『月刊日本』2018年10月号 酒井信彦の偽善主義を斬る 2018年9月22日
朝日新聞はこのところ、平成時代を回顧する記事を、「平成とは」のアイコンのもとに掲載しているが、9月3日から6日まで、第三部「うつろう空気」として四回連載している。そのテーマは「沖縄」「外国人」「メディア」「世代」で、「沖縄」で基地問題への冷静な見方を紹介しているように、従来の主張を修正する動きがうかがわれる。「メディア」、特に「世代」には、朝日による「敗北宣言」と言うべき論調が観取される。なお各回で担当記者は変わり、簡単な自己紹介が付いている。
「メディア」では前半で産経の雑誌「正論」の編集長を勤めた大島信三へのインタビューをのせ、平成になって保守言論が読者の支持を得てきた状況を紹介する。朝日としては極めて異例であろう。
後半はテレビの問題に移り、「朝まで生テレビ」などが言及されるが、最も注目しているのが「たかじんのそこまで言って委員会」で、これはノンフィクションライター・西岡研介によって、「『ぶっちゃけ』の名の下に、『敵』に対する差別的で排外的な気分をあおってきた番組だ」と徹底的に批判されるが、製作者側の見解は全く出さない。
またメディアコンサルタントの境治は、「在京キー局の情報番組などを調べたところ、森友学園問題や日大アメフット部のタックル問題など一つの話題を集中的に伝える傾向が、ここ数年で強まっているのを確認した」「『悪役』が誰かわかりやすい話題が好まれる。常にたたける相手を探し、徹底的に打ちのめす傾向が社会的に強まっているのではないか」と言っているが、この現象こそ、別に最近のことではなく、朝日新聞が以前からとってきた報道姿勢に他ならない。すなわち朝日による、ジャパンバッシングである。
一方的批判だけではまずいと思ったのか、末尾近くで東海大学教授・水島久光を登場させて、意見を異にする「相手に対し、『それって本当に幸福ですか?』と語りかけてみたらどうか」と提案させる。これを受けて39歳の河村能宏記者は、「気に入らなければ、自分の正義を掲げたくなるかもしれない。でも正義に絶対はない。そんなときこそ、他者の幸福に思いをめぐらせたい」とまとめるが、それこそ朝日新聞に対して「幸福ですか?」と問いたい。
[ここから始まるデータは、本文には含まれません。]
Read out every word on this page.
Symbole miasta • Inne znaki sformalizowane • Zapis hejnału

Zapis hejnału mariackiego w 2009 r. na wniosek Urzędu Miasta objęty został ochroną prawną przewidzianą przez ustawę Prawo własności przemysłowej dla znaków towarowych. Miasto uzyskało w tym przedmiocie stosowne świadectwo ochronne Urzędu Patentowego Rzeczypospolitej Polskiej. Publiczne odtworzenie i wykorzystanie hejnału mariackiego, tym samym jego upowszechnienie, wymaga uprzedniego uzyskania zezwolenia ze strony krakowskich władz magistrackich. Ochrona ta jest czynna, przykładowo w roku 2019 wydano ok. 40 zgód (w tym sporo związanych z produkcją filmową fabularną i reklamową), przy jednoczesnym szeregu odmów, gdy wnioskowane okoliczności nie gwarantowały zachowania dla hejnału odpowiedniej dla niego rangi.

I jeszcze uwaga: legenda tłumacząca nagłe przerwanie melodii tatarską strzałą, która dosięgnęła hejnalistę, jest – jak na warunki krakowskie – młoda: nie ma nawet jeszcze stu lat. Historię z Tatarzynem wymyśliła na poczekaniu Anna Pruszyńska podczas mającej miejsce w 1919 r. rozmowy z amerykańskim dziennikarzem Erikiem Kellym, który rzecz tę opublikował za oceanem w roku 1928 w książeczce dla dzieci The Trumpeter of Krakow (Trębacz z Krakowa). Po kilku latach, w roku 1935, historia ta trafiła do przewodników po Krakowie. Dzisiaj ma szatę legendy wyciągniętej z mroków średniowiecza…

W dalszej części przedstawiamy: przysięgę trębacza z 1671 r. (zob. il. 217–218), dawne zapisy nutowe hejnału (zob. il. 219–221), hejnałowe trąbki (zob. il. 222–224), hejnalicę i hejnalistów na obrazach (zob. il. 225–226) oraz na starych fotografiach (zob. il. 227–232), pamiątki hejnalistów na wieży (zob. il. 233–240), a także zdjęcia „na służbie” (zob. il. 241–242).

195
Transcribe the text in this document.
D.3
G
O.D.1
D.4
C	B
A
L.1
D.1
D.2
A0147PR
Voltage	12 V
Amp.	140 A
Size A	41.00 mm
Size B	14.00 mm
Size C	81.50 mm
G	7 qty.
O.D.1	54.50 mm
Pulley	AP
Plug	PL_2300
「世代」では、52歳の真鍋弘樹記者が、冒頭で「気温35度の土曜日。額から汗を垂らしながらビラを配る年長世代を、若者たちが軽い身のこなしでひらりと避ける。見ていて、いたたまれない気持ちになる」と述べる。ここに真鍋記者の、基本的メンタリティーが表れている。この年長者は、シールズをまねした、オールズという老人グループだという。
次いで若者の意識の変化の例として、自民党を支持する、学習院大の男子学生と東京学芸大の女子学生が、紹介される。男子学生は、「政権支持イコール保守化ではない」と言い、女子学生は「憲法9条で日本が守られているとは思えない」と言う。シールズの正反対である。
早大准教授・遠藤昌久の政治意識の調査によると、若者では保守と革新の理解が、以前とは逆転しており、それは30代から40代にまで、及んでいるという。25歳で練馬区長選に立候補した田中将介は、「反安倍」を連呼するデモや野党のあり方には違和感を抱き続けてきた。
若者は将来に不安を抱いているからこそ、現状を変えなければならないと思っているとして、真鍋記者は次のように述べざるを得なくなる。「それを理解していなかった私に、耳の痛い意見を述べる人がいた」と言って、「リベラルは本来はより良い未来を語る思想のはずなのに、日本では現状を変えることに頑強に反対している」と、作家・橘玲の言を紹介している。
しかしこれはあまりにも当然のことであり、気が付かない方がおかしいのである。私は本誌で何度も言ったと思うが、「欽定憲法」ならぬ「米定憲法」を、「不磨の大典」として押し戴く人間は、超保守に決まっているのである。
真鍋記者は末尾でこのように言う。「今の若者たちは未来を案じるからこそ、安定と同時に変化を求めている。ときに不可解に映っても、それがこの世代のリアルだろう。世代や政治的立場で分断線を引くことなく若い目から見える光景を共有したい。」これは、ついこの間まで、「アベ政治を許さない」シールズを大宣伝して、煽りに煽っていた朝日新聞としては、明らかな「敗北宣言」と言って良い。ただしそれが、朝日全体としてどれだけ共有されるのか、甚だ疑問であるが。
なおメディアの回で、新聞もテレビも、信頼度が凋落しているグラフを出しながら、それについての説明は全くない。